Fiorentina-Juventus resa dei conti. Ci siamo. Domani sera viola e bianconeri si sfideranno per la quarta volta in questa stagione, ma in questo caso la prova sarà senza appello. Dentro o fuori. Ci si gioca il passaggio ai quarti di finale di Europa League.

Per superare il turno, la Juventus dovrà pareggiare mettendo a segno almeno due reti oppure vincere. Non ci sono alternative.

L’1-1 maturato nella gara di andata dello Stadium pone la truppa di Montella in una situazione di punteggio vantaggiosa. I viola, poi, sono molto competitivi. Sono l’unica compagine che, in campionato, ha avuto la meglio sui bianconeri. I toscani sono una delle squadre maggiormente sofferte dagli uomini di Conte. Non si può scordare poi il fattore ambientale. Il Franchi sarà una bolgia. La Juventus a Firenze sarà blindata. La rivalità tra le due società e le due tifoserie è altissima. La Prefettura ha studiato un piano di sicurezza impressionante se si pensa che, per quanto sia importate, si tratta solo una partita di calcio. Persino molti esercizi commerciali saranno chiusi per permettere ai chi vi lavora di assistere alla partita. L’ambiente sarà infuocato contro Conte e i suoi ragazzi.

Non sarà facile, ma è fattibile. Si può fare. E’ questo il motto che in questi giorni si sente dalle parti di Vinovo. Sì perche la Vecchia Signora è una squadra forte, anzi fortissima e ce la metterà tutta per accedere ai quarti di finale. Per alcuni giorni ha abbandonato il pensiero del campionato per concentrarsi al massimo sull’Europa League e gli esperti consigliano meglio l’Europa dei 100 punti. Inoltre, come pochi altri allenatori, Conte è in grado di motivare il suo gruppo. Già durante il post partita di domenica scorsa ha dichiarato ‘i media hanno già celebrato la nostra uscita dalla coppa. Bene. Andremo li sereni, ce la giochiamo con la voglia di andare avanti e vedremo cosa succede’. La grande enfatizzazione che questa gara sta vivendo e il clima infuocato di Firenze potrebbero anche rivoltarsi contro la compagine viola.
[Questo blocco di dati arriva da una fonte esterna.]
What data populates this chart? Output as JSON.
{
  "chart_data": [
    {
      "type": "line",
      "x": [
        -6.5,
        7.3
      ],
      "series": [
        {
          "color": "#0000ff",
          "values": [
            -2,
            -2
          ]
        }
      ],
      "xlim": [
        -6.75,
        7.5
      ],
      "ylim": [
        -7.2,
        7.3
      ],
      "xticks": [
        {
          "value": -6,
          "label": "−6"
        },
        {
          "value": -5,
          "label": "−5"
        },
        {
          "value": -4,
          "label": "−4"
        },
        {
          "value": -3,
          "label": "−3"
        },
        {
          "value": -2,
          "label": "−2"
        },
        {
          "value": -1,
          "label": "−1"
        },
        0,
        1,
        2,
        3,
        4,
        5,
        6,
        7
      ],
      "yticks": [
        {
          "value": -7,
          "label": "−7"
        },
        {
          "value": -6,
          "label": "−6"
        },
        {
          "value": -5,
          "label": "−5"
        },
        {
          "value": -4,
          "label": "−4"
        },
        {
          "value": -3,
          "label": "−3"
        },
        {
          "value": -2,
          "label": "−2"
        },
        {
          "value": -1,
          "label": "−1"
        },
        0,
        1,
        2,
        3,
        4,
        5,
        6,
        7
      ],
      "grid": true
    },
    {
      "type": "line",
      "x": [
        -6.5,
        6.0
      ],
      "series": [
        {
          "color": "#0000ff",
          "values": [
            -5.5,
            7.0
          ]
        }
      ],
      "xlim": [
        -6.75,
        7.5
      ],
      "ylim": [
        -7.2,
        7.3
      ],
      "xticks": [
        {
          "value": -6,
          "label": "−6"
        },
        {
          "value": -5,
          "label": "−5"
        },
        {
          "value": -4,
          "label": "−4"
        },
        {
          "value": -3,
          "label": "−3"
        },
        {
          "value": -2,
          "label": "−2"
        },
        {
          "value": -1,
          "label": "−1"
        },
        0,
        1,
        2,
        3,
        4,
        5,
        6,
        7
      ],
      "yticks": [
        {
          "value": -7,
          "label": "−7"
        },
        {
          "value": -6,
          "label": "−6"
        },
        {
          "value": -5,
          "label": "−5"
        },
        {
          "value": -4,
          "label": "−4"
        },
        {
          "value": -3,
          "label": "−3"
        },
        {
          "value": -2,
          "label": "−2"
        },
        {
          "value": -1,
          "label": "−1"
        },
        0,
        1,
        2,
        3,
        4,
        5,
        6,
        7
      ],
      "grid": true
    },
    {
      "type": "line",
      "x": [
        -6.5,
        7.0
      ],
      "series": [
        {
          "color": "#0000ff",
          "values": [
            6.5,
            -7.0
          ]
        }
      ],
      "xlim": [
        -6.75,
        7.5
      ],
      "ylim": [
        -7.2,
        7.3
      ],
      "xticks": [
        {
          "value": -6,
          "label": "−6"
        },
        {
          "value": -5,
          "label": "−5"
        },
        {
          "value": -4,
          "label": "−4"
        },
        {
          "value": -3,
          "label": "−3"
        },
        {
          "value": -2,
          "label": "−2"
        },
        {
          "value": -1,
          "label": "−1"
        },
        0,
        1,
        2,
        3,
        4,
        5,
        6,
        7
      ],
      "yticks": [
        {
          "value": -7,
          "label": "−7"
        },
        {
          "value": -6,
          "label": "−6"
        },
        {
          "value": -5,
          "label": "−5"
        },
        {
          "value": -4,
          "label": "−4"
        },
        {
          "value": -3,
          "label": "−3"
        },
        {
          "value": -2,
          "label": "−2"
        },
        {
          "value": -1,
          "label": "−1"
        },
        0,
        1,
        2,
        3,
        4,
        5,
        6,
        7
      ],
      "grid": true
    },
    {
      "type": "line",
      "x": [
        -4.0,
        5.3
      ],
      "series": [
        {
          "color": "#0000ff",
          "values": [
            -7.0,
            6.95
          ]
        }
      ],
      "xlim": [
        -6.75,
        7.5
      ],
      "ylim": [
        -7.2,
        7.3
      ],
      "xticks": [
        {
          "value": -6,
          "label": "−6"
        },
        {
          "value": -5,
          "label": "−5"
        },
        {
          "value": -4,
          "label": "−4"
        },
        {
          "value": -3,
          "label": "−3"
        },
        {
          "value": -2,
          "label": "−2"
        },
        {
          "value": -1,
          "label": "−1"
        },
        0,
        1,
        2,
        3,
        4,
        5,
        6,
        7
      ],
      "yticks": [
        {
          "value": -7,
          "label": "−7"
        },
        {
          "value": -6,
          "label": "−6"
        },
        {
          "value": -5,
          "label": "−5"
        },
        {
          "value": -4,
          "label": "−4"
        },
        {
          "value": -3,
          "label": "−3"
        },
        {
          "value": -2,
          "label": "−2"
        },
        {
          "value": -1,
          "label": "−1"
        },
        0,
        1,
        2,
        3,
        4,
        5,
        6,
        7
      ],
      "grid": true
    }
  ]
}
Un fine psicologo come Conte può essere in grado di trasformare il tutto in ulteriore stimolo per  i suoi ragazzi. Non bisogna, poi, scordarsi che la Juve riesce quasi sempre a trovare la via del gol. In campionato lo fa da 41 gare consecutive. Per caricarsi i bianconeri dovrebbero pensare alle tante rimonte europee del loro passato. L’ultima della quali è avvenuta nei quarti di finale di Champions nel 2002/2003. Dopo l’1-1 del Delle Alpi, la Vecchia Signora si impose 2-1 al Camp Nou con le reti di Nedved, il pareggio di Xavi e il gol di Zalayeta ai supplementari.

Un altro tema interessante della gara di domani è la sfida tra due fortissimi bomber neofiti del nostro campionato, ma con immensa esperienza europea. Il primo è l’Apache, Carlitos Tevez. Con il Manchester United ha conquistato la Champions e ha vinto praticamente tutti i trofei che un giocatore può aggiudicarsi con le squadre di club. Non segna in Europa da cinque anni. Un’eternità. Chissà che non possa sbloccarsi proprio domani. L’altro è Mario Gomez. L’attaccante della Fiorentina ha un conto aperto con la Juve. Nel 2009/2010 ha fornito il suo contributo nella gara che è costata l’eliminazione della Vecchia Signora dalla Champions. Il Bayern Monaco ha vinto 4-1 in casa della Vecchia Signora e SuperMario ha messo a segno una di quelle reti. Giovedì scorso ha realizzato il gol che ha permesso ai viola di pareggiare allo Stadium. Un fenomeno.  E’ un vero e proprio top player che, nella passata stagione, ha conquistato il triplete con il Bayern Monaco.

La gara di domani sarà una parata di stelle che inorgoglisce il calcio italiano. A dirigerla sarà uno dei migliori arbitri al mondo, l’inglese Webb.